The 'thanks, but no thanks' message was clear and equivocal.

What was interesting was not just Patel's response but also the Shiv Sena's offer.

How things have changed!

The Sena was born after Bal Thackeray, who will always remain a political genius in India, up there with MGR and Mulayam Singh Yadav, spotted a vacuum.

The hangover of the Samyukta Maharashtra movement (Movement for United Maharashtra), which created the modern linguistic state of Maharashtra in 1960, had started to subside.

The Marathi youth of Mumbai, who courted arrest and zealously participated in the movement to create Samyukta Maharashtra with Mumbai as its capital, were waking up to a rude reality: Though Mumbai was Maharashtra's capital, they were not really in control of it.

Businesses were owned by the Gujaratis, Marwaris and Parsis and white-collar jobs were going to south Indians, who were fluent in English and trained in accountancy and short-hand.

The new rulers of Mumbai, chief ministers and ministers, were not interested in the plight of the urban Maharashtrian youth as their constituencies were in far-flung rural Maharashtra.

Thackeray left his job at The Free Press Journal, where he was a cartoonist, and started a new publication. It was a magazine fashioned on the British magazine Punch. He called it Marmik (apt comment).

Through cartoons, it slowly established itself as a publication that poked fun at non-Maharashtrians: Gujarati seths, south Indian clerks, Udupi hotel owners and Congress politicians among others, creating enduring stereotypes.

Slowly it also started to publish lists of new recruits in public sector undertakings like the SBI, Reserve Bank of India, Air India and LIC to drive home the point that sons of the soil -- Maharashtrians -- were ignored.

This list was provocatively titled 'vacha ani swastha basa' (read and keep quiet)

Marmik's runaway success attracted a large number of Marathi youth to Thackeray, which culminated in the launch of the Shiv Sena on June 19, 1966.

The Shiv Sena became popular in Mumbai, but never went beyond the city and neighbouring Thane, as Maharashtrians in the rest of the state did not see outsiders as a threat.

By the early 1980s the Sena had become a marginal political player even in Mumbai, though its fire power was intact.

So it needed to reinvent itself.

The young Pramod Mahajan and the Sena leadership saw the opportunity.

The Bharatiya Janta Party and the Sena forged an alliance in the 1984 Lok Sabha elections. Although the alliance candidate failed to win a single seat, it garnered sizeable number of votes in Mumbai.

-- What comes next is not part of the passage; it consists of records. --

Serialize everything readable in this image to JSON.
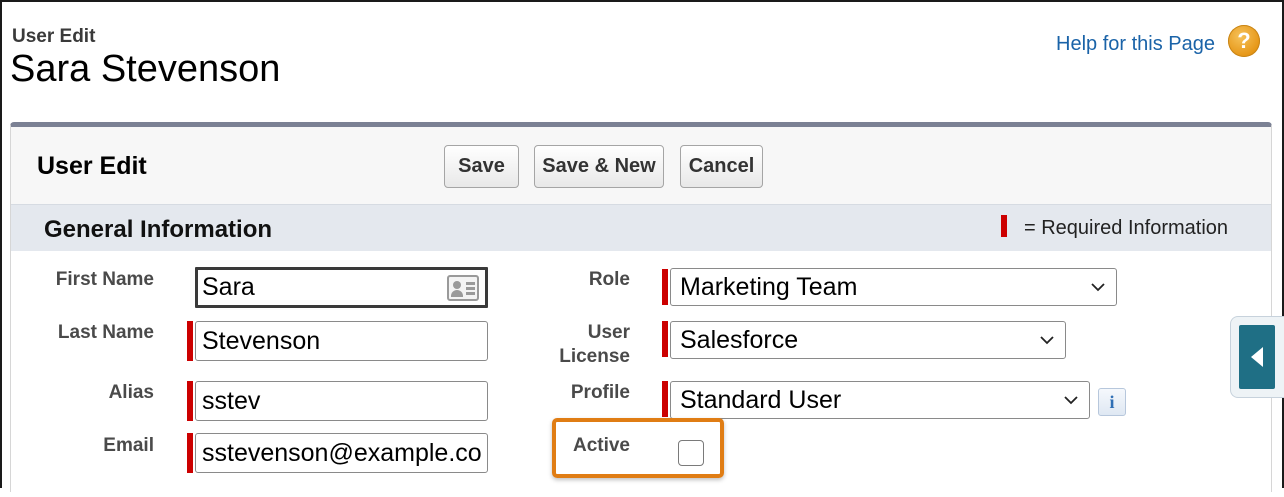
{
  "header": {
    "subtitle": "User Edit",
    "title": "Sara Stevenson",
    "help_link": "Help for this Page",
    "help_icon": "?"
  },
  "panel": {
    "title": "User Edit",
    "buttons": {
      "save": "Save",
      "save_new": "Save & New",
      "cancel": "Cancel"
    }
  },
  "section": {
    "title": "General Information",
    "required_legend": "= Required Information",
    "required_color": "#cc0000"
  },
  "fields": {
    "first_name": {
      "label": "First Name",
      "value": "Sara"
    },
    "last_name": {
      "label": "Last Name",
      "value": "Stevenson"
    },
    "alias": {
      "label": "Alias",
      "value": "sstev"
    },
    "email": {
      "label": "Email",
      "value": "sstevenson@example.com"
    },
    "role": {
      "label": "Role",
      "value": "Marketing Team"
    },
    "user_license": {
      "label_line1": "User",
      "label_line2": "License",
      "value": "Salesforce"
    },
    "profile": {
      "label": "Profile",
      "value": "Standard User",
      "info_icon": "i"
    },
    "active": {
      "label": "Active",
      "checked": false
    }
  },
  "colors": {
    "accent_link": "#1a63a8",
    "highlight": "#e07d14",
    "panel_top_border": "#7b8194",
    "side_tab": "#1f6f85"
  },
  "icons": {
    "help": "help-icon",
    "contact_card": "contact-card-icon",
    "chevron": "chevron-down-icon",
    "info": "info-icon",
    "collapse": "arrow-left-icon"
  }
}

The 1985 Mumbai municipal corporation elections were won by the Sena with a thumping majority -- one which it was not able to achieve even at the height of its anti-south Indian agitation. Chhagan Bhujbal became the mayor of Mumbai.

In 1985, the Sena and the BJP parted ways and contested assembly elections independently.

By this time, Thackeray, who had started nursing pan-Maharashtra ambitions, sensed popular Hindu polarisation in the country in the wake of the Ramjanmabhoomi agitation and the Shah Bano case and decided to champion the cause of Hindutva.

So the Shiv Sena abandoned the Maharashtra for Maharashtrians slogan and adopted Hindutva.

The short point of a long history lesson: Is the Shiv Sena once again trying to reinvent itself?

And is the invitation to Patel, a new political push that is now caste-centric?

Sena mouthpiece Saamana drew a lot of flak for poking fun at the Maratha caste's demand for reservations by satirising its mook morcha (silent protests). That was an aberration.

In the 2014 Lok Sabha elections, the Marathas voted for the Shiv Sena in large numbers followed by the Other Backward Classes and Dalits.

In Maharashtra, it makes sense for the Sena to seek and expand its Dalit base, though always conscious that it cannot be at the cost of the Maratha vote.

But in Gujarat, backing Patel means another rupture with the BJP. It means conclusively replacing the Marathi Manoos idea by a pro-Patidar, pro-Maratha appeal.

Although more evidence is needed, the Shiv Sena seems to be changing... again.

IMAGE: Shiv Sena President Uddhav Thackeray, left, with his son Aditya Thackeray, the Sena's youth leader, right, and Hardik Patek, centre.